Risques liés au sol et au sous‑sol
L'interview partenaire
Patrice Latron Préfet de La Réunion
Quels sont les principaux risques naturels à La Réunion et comment les prévenir ?
Patrice Latron — La Réunion est un territoire exceptionnel mais très vulnérable, exposé à sept risques majeurs : cyclones, inondations, mouvements de terrain, éruptions volcaniques, feux de forêt, séismes et tsunamis. Son relief abrupt et les fortes pluies tropicales accentuent les aléas gravitaires. La prévention repose d'abord sur la connaissance scientifique et la planification spatiale, notamment à travers l’élaboration de plans de prévention des risques (PPR) et le déploiement de systèmes de surveillance, mais aussi sur une responsabilisation en matière d’aménagement. Les crises récentes montrent qu’une part importante des mouvements de terrain est d’origine anthropique, liée à des ouvrages défaillants ou à une mauvaise gestion des eaux pluviales.
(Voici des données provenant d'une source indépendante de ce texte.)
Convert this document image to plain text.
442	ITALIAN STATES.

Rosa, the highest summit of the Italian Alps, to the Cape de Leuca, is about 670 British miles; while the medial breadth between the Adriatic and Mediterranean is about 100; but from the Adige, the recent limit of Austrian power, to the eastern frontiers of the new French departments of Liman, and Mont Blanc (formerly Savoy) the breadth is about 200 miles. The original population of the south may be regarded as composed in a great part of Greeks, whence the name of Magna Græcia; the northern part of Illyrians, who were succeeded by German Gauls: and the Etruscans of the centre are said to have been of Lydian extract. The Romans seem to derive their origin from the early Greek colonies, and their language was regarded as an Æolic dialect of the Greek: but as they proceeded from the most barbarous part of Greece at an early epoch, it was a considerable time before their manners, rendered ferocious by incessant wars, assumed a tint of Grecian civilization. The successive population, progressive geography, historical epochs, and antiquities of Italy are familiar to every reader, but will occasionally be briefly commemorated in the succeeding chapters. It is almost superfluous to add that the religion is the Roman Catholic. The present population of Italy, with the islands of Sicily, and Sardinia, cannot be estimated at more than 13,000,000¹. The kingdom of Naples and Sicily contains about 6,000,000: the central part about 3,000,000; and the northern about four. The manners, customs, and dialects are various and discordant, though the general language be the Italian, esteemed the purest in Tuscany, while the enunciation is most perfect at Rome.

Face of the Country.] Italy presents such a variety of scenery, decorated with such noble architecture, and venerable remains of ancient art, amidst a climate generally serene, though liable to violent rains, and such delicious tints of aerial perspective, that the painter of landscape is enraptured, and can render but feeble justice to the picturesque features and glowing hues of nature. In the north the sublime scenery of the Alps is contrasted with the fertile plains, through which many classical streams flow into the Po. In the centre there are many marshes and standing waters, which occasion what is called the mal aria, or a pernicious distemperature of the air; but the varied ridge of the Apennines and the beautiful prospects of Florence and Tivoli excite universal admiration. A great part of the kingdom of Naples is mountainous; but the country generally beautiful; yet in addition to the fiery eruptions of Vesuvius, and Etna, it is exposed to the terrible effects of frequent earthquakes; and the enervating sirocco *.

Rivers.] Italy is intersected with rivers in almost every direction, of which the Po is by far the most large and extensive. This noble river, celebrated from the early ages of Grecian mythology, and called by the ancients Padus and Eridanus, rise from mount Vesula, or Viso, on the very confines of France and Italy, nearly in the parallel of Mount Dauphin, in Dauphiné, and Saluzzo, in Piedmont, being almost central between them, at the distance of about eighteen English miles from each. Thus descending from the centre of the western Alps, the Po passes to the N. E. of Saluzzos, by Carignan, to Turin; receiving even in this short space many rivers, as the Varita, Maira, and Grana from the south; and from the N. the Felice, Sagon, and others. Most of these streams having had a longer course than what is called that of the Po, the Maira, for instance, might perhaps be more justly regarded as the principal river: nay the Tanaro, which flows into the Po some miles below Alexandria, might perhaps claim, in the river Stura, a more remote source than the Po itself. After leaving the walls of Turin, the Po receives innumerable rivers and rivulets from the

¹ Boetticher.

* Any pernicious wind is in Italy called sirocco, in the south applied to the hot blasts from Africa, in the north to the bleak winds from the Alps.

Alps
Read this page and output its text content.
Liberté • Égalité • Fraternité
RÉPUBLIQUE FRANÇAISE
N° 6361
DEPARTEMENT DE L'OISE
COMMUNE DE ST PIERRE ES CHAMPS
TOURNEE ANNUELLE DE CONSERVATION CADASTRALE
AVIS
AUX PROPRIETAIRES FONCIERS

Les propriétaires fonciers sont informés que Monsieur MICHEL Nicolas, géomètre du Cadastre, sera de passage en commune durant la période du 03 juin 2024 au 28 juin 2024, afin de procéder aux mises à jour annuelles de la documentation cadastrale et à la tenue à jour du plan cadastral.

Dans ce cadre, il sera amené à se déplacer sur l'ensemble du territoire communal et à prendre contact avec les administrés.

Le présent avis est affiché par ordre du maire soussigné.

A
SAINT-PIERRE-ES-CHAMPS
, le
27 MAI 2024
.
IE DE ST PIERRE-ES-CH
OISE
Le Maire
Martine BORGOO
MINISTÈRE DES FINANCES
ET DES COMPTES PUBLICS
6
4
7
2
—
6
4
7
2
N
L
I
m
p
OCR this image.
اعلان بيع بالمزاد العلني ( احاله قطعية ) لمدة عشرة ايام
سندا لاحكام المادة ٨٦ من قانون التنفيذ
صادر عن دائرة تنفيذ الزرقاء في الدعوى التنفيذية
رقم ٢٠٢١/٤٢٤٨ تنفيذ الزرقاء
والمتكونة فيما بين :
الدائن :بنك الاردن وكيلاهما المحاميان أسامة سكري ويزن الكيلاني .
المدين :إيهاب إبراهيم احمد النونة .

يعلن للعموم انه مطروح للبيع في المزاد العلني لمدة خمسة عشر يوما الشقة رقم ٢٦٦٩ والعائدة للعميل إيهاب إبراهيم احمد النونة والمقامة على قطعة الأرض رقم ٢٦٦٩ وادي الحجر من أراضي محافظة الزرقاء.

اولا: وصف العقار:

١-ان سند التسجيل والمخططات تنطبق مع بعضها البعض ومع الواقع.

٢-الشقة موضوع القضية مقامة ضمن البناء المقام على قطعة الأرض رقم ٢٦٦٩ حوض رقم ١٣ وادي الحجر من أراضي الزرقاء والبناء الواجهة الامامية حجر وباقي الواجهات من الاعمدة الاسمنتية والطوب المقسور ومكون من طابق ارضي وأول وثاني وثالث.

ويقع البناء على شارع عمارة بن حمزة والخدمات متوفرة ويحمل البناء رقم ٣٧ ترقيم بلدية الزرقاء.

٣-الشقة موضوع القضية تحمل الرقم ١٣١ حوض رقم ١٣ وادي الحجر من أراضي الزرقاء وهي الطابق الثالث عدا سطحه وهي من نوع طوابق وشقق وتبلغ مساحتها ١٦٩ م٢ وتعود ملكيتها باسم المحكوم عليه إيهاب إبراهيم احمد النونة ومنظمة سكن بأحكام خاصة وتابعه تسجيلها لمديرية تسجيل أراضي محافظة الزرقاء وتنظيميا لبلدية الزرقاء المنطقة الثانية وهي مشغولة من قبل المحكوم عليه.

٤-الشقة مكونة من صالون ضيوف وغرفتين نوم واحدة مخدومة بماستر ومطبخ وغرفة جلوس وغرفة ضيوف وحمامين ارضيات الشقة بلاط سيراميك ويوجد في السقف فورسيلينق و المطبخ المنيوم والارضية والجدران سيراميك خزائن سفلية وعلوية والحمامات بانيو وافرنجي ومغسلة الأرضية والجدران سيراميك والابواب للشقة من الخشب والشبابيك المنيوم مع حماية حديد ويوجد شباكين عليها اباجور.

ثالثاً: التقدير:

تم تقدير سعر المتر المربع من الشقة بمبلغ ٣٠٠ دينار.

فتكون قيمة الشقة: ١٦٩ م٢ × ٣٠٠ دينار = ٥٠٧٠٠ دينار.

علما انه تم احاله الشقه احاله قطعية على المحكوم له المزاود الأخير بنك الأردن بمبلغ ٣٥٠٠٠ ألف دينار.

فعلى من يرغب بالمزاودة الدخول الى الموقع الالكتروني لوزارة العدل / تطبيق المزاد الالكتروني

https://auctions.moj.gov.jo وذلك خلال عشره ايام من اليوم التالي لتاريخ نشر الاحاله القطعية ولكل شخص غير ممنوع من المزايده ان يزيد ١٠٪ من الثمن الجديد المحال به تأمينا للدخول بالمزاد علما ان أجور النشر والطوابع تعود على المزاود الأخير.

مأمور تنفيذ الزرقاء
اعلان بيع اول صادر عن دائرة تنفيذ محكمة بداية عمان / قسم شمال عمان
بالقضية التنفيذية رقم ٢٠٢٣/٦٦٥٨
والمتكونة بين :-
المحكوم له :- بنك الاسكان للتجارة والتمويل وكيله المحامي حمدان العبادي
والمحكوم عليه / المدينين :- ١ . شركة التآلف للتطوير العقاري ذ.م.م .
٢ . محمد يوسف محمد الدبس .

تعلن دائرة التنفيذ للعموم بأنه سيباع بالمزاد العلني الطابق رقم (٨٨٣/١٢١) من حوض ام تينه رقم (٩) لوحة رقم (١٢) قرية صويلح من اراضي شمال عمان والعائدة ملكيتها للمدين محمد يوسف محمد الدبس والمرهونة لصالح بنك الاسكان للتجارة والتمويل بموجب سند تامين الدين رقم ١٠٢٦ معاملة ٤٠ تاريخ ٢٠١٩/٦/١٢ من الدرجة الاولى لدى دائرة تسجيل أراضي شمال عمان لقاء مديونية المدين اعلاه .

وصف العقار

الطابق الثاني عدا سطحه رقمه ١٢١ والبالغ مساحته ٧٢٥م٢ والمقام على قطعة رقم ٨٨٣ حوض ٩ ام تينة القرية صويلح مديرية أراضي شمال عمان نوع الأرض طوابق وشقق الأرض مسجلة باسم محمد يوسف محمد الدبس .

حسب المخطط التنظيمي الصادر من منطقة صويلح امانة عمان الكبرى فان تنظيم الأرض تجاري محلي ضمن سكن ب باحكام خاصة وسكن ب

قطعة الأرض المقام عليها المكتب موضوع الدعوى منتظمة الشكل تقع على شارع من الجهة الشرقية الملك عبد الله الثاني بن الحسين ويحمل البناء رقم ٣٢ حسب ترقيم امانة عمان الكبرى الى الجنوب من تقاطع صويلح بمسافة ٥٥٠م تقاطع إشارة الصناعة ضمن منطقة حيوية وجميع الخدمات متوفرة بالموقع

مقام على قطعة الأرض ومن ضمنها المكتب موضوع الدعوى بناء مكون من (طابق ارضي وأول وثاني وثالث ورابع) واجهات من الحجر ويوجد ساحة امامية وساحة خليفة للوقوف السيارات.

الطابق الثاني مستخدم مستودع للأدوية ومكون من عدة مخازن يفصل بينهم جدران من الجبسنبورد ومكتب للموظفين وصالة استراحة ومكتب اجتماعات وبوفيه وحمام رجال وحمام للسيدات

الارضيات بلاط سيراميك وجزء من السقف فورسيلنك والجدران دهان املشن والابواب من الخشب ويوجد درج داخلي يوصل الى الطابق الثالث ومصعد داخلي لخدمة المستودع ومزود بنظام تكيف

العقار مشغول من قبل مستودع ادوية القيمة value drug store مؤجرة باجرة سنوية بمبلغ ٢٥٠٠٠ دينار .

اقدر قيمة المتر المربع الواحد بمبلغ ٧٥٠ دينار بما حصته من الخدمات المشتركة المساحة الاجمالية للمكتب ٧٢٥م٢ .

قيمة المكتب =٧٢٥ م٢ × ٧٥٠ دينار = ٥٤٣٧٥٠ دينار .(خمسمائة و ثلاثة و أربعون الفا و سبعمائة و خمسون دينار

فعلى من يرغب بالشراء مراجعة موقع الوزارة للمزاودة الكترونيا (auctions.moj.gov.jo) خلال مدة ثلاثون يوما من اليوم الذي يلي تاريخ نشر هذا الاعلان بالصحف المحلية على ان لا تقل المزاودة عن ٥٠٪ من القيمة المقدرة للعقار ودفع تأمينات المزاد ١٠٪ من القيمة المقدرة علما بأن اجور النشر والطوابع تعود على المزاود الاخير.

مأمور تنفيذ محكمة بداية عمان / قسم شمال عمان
Adapter les pratiques constructives est donc prioritaire.
Comment qualifiez-vous l’appui du BRGM à la prévention de ces risques mais aussi à la gestion des crises cycloniques, comme lors du passage de Garance en 2025 ?
P. L. — L’expertise du BRGM est indispensable pour éclairer la décision publique et garantir la sécurité. Lors du cyclone Garance, sa réactivité a été exemplaire : 135 expertises de terrain ont permis d’émettre des recommandations pour 116 habitations, dont 20 évacuations définitives et 77 préventives. Un inventaire satellite a identifié 521 instabilités. Ce travail permet à l’État de cibler les mesures de sécurité et d’accompagner les collectivités pour la délocalisation des habitations menacées.
Présent à La Réunion depuis plus de cinquante ans, le BRGM a largement développé la connaissance géologique de l’île. Quels axes de travail sont aujourd’hui à privilégier ?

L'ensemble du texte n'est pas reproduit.